July 1st, 2013 No comments

Can Serious and Willful Misconduct be expanded to include the actions of a drunk employee?  Can the theory include allowing an employee to remain at work?

That was the question posed by the recent writ denied case of Sandra Ellefson v. County of Los Angeles.

There, the employer was aware that an employee was drinking at work, and had been dealing with a drinking problem for 17 years.  Applicant had seen his drinking, and complained about abusive behavior (pinching, pushing, pulling her hair, stepping on her toes) to everyone short of Santa Clause, including her own supervisors and Drunky McDrunkerson’s supervisors too.

Things moved swiftly, as they often do in government, and four months later applicant still sat facing Mr. Al Caholic’s desk.

The employer’s witnesses, however, testified that they were only informed of the drinking problem, and not the abuse, and that their efforts were focused on getting the poor guy into treatment (FOR SEVENTEEN YEARS).

Ultimately, while walking around drinking Tequila, Sir Drinkalot tripped, fell on applicant, and caused her chair to break, which then in turn caused her to hit her face on her desk.  After resolving her case-in-chief, applicant also pursued Serious and Willful Misconduct penalties, which the workers’ compensation Judge denied.  While the defense was apparently celebrating their victory at Happy Hour, applicants’ counsel filed a petition for reconsideration.

Generally speaking, your humble blogger disfavors rulings or findings that are adverse to a defendant.  But in this case, I can’t help but side with the Workers’ Compensation Appeals Board in its finding that defendant had committed serious and willful misconduct by ignoring the repeated complaints (remember, dear readers, the County of Los Angeles had been “dealing” with Mr.

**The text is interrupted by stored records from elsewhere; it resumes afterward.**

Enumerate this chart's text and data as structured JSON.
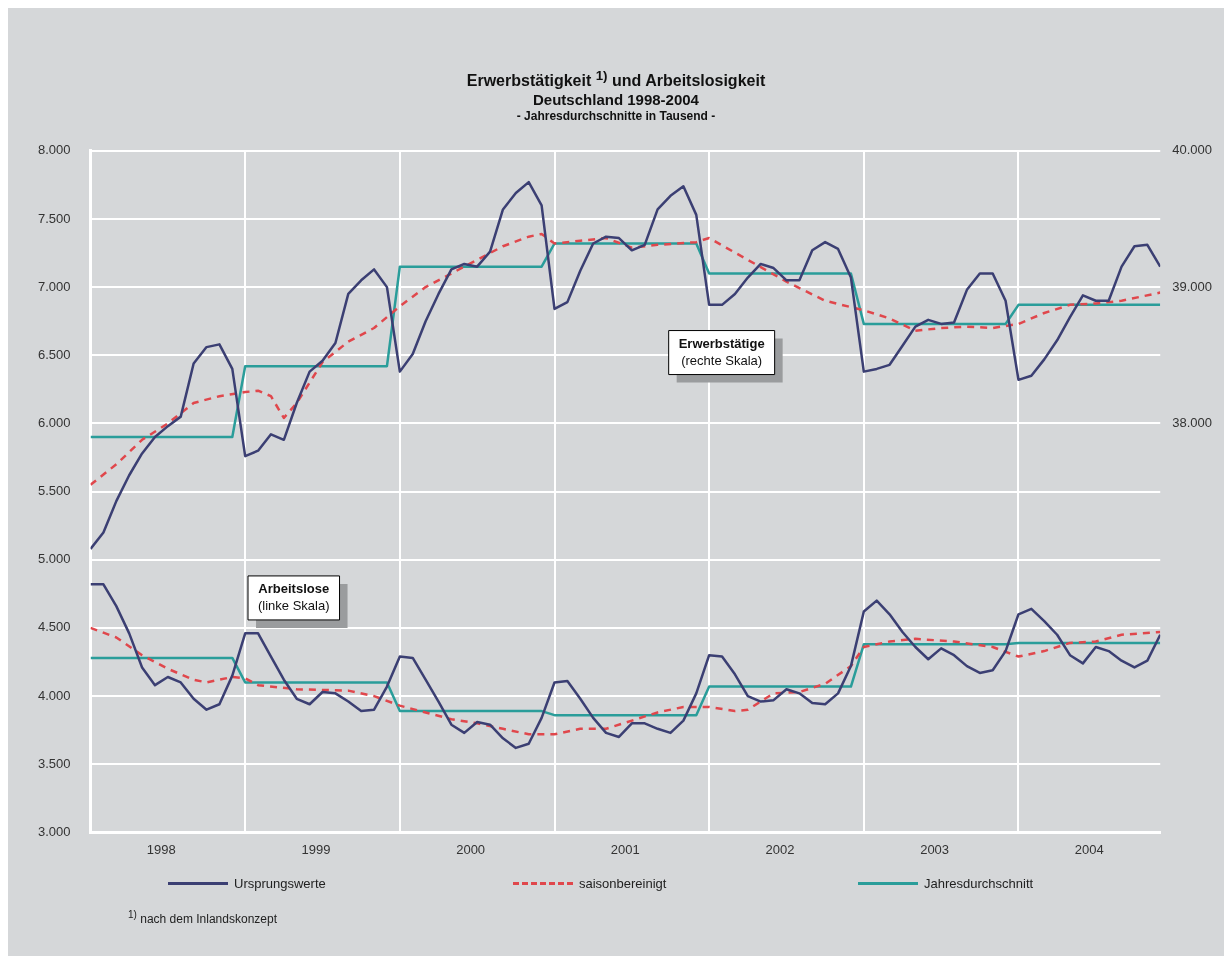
{
  "chart_data": {
    "type": "line",
    "title": "Erwerbstätigkeit $^{1)}$ und Arbeitslosigkeit",
    "subtitle": "Deutschland 1998-2004\n- Jahresdurchschnitte in Tausend -",
    "x": [
      "1998-01",
      "1998-02",
      "1998-03",
      "1998-04",
      "1998-05",
      "1998-06",
      "1998-07",
      "1998-08",
      "1998-09",
      "1998-10",
      "1998-11",
      "1998-12",
      "1999-01",
      "1999-02",
      "1999-03",
      "1999-04",
      "1999-05",
      "1999-06",
      "1999-07",
      "1999-08",
      "1999-09",
      "1999-10",
      "1999-11",
      "1999-12",
      "2000-01",
      "2000-02",
      "2000-03",
      "2000-04",
      "2000-05",
      "2000-06",
      "2000-07",
      "2000-08",
      "2000-09",
      "2000-10",
      "2000-11",
      "2000-12",
      "2001-01",
      "2001-02",
      "2001-03",
      "2001-04",
      "2001-05",
      "2001-06",
      "2001-07",
      "2001-08",
      "2001-09",
      "2001-10",
      "2001-11",
      "2001-12",
      "2002-01",
      "2002-02",
      "2002-03",
      "2002-04",
      "2002-05",
      "2002-06",
      "2002-07",
      "2002-08",
      "2002-09",
      "2002-10",
      "2002-11",
      "2002-12",
      "2003-01",
      "2003-02",
      "2003-03",
      "2003-04",
      "2003-05",
      "2003-06",
      "2003-07",
      "2003-08",
      "2003-09",
      "2003-10",
      "2003-11",
      "2003-12",
      "2004-01",
      "2004-02",
      "2004-03",
      "2004-04",
      "2004-05",
      "2004-06",
      "2004-07",
      "2004-08",
      "2004-09",
      "2004-10",
      "2004-11",
      "2004-12"
    ],
    "series": [
      {
        "name": "Ursprungswerte",
        "color": "#3b3f73",
        "values": [
          4820,
          4820,
          4660,
          4460,
          4210,
          4080,
          4140,
          4100,
          3980,
          3900,
          3940,
          4150,
          4460,
          4460,
          4290,
          4120,
          3980,
          3940,
          4030,
          4020,
          3960,
          3890,
          3900,
          4070,
          4290,
          4280,
          4120,
          3960,
          3790,
          3730,
          3810,
          3790,
          3690,
          3620,
          3650,
          3840,
          4100,
          4110,
          3980,
          3840,
          3730,
          3700,
          3800,
          3800,
          3760,
          3730,
          3820,
          4020,
          4300,
          4290,
          4160,
          4000,
          3960,
          3970,
          4050,
          4020,
          3950,
          3940,
          4020,
          4220,
          4620,
          4700,
          4600,
          4470,
          4360,
          4270,
          4350,
          4300,
          4220,
          4170,
          4190,
          4330,
          4600,
          4640,
          4550,
          4450,
          4300,
          4240,
          4360,
          4330,
          4260,
          4210,
          4260,
          4450
        ]
      },
      {
        "name": "saisonbereinigt",
        "color": "#e0474c",
        "line_style": "dashed",
        "x": [
          "1998-01",
          "1998-03",
          "1998-05",
          "1998-07",
          "1998-09",
          "1998-10",
          "1998-11",
          "1998-12",
          "1999-01",
          "1999-02",
          "1999-05",
          "1999-09",
          "1999-11",
          "2000-01",
          "2000-03",
          "2000-05",
          "2000-07",
          "2000-09",
          "2000-11",
          "2001-01",
          "2001-03",
          "2001-05",
          "2001-09",
          "2001-11",
          "2002-01",
          "2002-03",
          "2002-04",
          "2002-06",
          "2002-08",
          "2002-10",
          "2002-12",
          "2003-01",
          "2003-03",
          "2003-05",
          "2003-08",
          "2003-11",
          "2004-01",
          "2004-03",
          "2004-05",
          "2004-07",
          "2004-09",
          "2004-12"
        ],
        "values": [
          4500,
          4430,
          4300,
          4200,
          4120,
          4100,
          4120,
          4140,
          4130,
          4080,
          4050,
          4040,
          4000,
          3930,
          3880,
          3830,
          3800,
          3760,
          3720,
          3720,
          3760,
          3760,
          3880,
          3920,
          3920,
          3890,
          3900,
          4020,
          4030,
          4090,
          4220,
          4360,
          4400,
          4420,
          4400,
          4360,
          4290,
          4330,
          4390,
          4400,
          4450,
          4470
        ]
      },
      {
        "name": "Jahresdurchschnitt",
        "color": "#2a9d9a",
        "x": [
          "1998-01",
          "1998-12",
          "1999-01",
          "1999-12",
          "2000-01",
          "2000-12",
          "2001-01",
          "2001-12",
          "2002-01",
          "2002-12",
          "2003-01",
          "2003-12",
          "2004-01",
          "2004-12"
        ],
        "values": [
          4280,
          4280,
          4100,
          4100,
          3890,
          3890,
          3860,
          3860,
          4070,
          4070,
          4380,
          4380,
          4390,
          4390
        ]
      },
      {
        "color": "#3b3f73",
        "axis": "y2",
        "values": [
          37080,
          37200,
          37430,
          37620,
          37780,
          37900,
          37980,
          38050,
          38440,
          38560,
          38580,
          38400,
          37760,
          37800,
          37920,
          37880,
          38150,
          38380,
          38460,
          38590,
          38950,
          39050,
          39130,
          39000,
          38380,
          38510,
          38750,
          38950,
          39130,
          39170,
          39150,
          39260,
          39570,
          39690,
          39770,
          39600,
          38840,
          38890,
          39120,
          39320,
          39370,
          39360,
          39270,
          39310,
          39570,
          39670,
          39740,
          39530,
          38870,
          38870,
          38950,
          39070,
          39170,
          39140,
          39050,
          39050,
          39270,
          39330,
          39280,
          39070,
          38380,
          38400,
          38430,
          38570,
          38710,
          38760,
          38730,
          38740,
          38980,
          39100,
          39100,
          38900,
          38320,
          38350,
          38470,
          38610,
          38780,
          38940,
          38900,
          38900,
          39150,
          39300,
          39310,
          39150
        ]
      },
      {
        "color": "#e0474c",
        "axis": "y2",
        "line_style": "dashed",
        "x": [
          "1998-01",
          "1998-03",
          "1998-05",
          "1998-07",
          "1998-09",
          "1998-11",
          "1999-01",
          "1999-02",
          "1999-03",
          "1999-04",
          "1999-05",
          "1999-07",
          "1999-09",
          "1999-11",
          "2000-01",
          "2000-03",
          "2000-05",
          "2000-07",
          "2000-09",
          "2000-11",
          "2000-12",
          "2001-01",
          "2001-03",
          "2001-05",
          "2001-07",
          "2001-09",
          "2001-12",
          "2002-01",
          "2002-04",
          "2002-07",
          "2002-10",
          "2003-01",
          "2003-03",
          "2003-05",
          "2003-07",
          "2003-09",
          "2003-11",
          "2004-01",
          "2004-03",
          "2004-05",
          "2004-07",
          "2004-09",
          "2004-12"
        ],
        "values": [
          37550,
          37700,
          37880,
          38000,
          38150,
          38200,
          38230,
          38240,
          38200,
          38040,
          38150,
          38450,
          38600,
          38700,
          38860,
          39000,
          39100,
          39200,
          39300,
          39370,
          39390,
          39320,
          39340,
          39360,
          39290,
          39310,
          39330,
          39360,
          39200,
          39040,
          38900,
          38830,
          38770,
          38680,
          38700,
          38710,
          38700,
          38730,
          38810,
          38870,
          38880,
          38900,
          38960
        ]
      },
      {
        "color": "#2a9d9a",
        "axis": "y2",
        "x": [
          "1998-01",
          "1998-12",
          "1999-01",
          "1999-12",
          "2000-01",
          "2000-12",
          "2001-01",
          "2001-12",
          "2002-01",
          "2002-12",
          "2003-01",
          "2003-12",
          "2004-01",
          "2004-12"
        ],
        "values": [
          37900,
          37900,
          38420,
          38420,
          39150,
          39150,
          39320,
          39320,
          39100,
          39100,
          38730,
          38730,
          38870,
          38870
        ]
      }
    ],
    "xlim": [
      "1998-01",
      "2004-12"
    ],
    "xticks": [
      {
        "value": "1998-06-16",
        "label": "1998"
      },
      {
        "value": "1999-01",
        "label": null
      },
      {
        "value": "1999-06-16",
        "label": "1999"
      },
      {
        "value": "2000-01",
        "label": null
      },
      {
        "value": "2000-06-16",
        "label": "2000"
      },
      {
        "value": "2001-01",
        "label": null
      },
      {
        "value": "2001-06-16",
        "label": "2001"
      },
      {
        "value": "2002-01",
        "label": null
      },
      {
        "value": "2002-06-16",
        "label": "2002"
      },
      {
        "value": "2003-01",
        "label": null
      },
      {
        "value": "2003-06-16",
        "label": "2003"
      },
      {
        "value": "2004-01",
        "label": null
      },
      {
        "value": "2004-06-16",
        "label": "2004"
      }
    ],
    "ylim": [
      3000,
      8000
    ],
    "yticks": [
      {
        "value": 3000,
        "label": "3.000"
      },
      {
        "value": 3500,
        "label": "3.500"
      },
      {
        "value": 4000,
        "label": "4.000"
      },
      {
        "value": 4500,
        "label": "4.500"
      },
      {
        "value": 5000,
        "label": "5.000"
      },
      {
        "value": 5500,
        "label": "5.500"
      },
      {
        "value": 6000,
        "label": "6.000"
      },
      {
        "value": 6500,
        "label": "6.500"
      },
      {
        "value": 7000,
        "label": "7.000"
      },
      {
        "value": 7500,
        "label": "7.500"
      },
      {
        "value": 8000,
        "label": "8.000"
      }
    ],
    "y2lim": [
      35000,
      40000
    ],
    "y2ticks": [
      {
        "value": 38000,
        "label": "38.000"
      },
      {
        "value": 39000,
        "label": "39.000"
      },
      {
        "value": 40000,
        "label": "40.000"
      }
    ],
    "grid": true,
    "legend": "bottom",
    "annotations": [
      "Erwerbstätige\n(rechte Skala)",
      "Arbeitslose\n(linke Skala)",
      "$^{1)}$ nach dem Inlandskonzept"
    ]
  }
}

McCrunk’s drinking at work for 17 years!)

There was, however, a dissent: Commissioner Moresi made the point, as was made by the WCJ, that because of the 17 years without any injury, the employer had no reason to expect any injury to other employees.  Al was just being Al, and there was no reason to connect the dots between a habitually inebriated employee and actual injury (if this bomb hasn’t exploded yet, why would it ever?)

In all fairness, this is a valid point – time had effectively proven Mr. Barfly to be relatively harmless.  But, then again, the day before Thanksgiving, each turkey is more convinced than ever that it is loved and perfectly safe, based solely on the events of the preceding 364 days.  We all know that Thanksgiving is coming sooner or later.  The past 17 years were a windfall for the employer – it had allowed a worker to remain perpetually drunk at his post and had avoided the likely consequences of his inebriation: injury to himself or others.

By the by – does no one care that the County of Los Angeles has had an employee at his post, drunk, for the last 17 years?  The opinion even notes testimony that supervisors had noted unfinished work, clear mistakes, and slurred speech.  And now the good citizens of Los Angeles County get to ask their elected officials why the penalties are being taken out of the budget instead of going to another project.

In any case – if you’re an employer, please, please, please don’t let your employees remain at work drunk.   Send them home, discipline them, fire them, get them into treatment – do whatever.  But don’t expose your employees, your customers, or even your management staff to what could easily happen when a person drinks too much.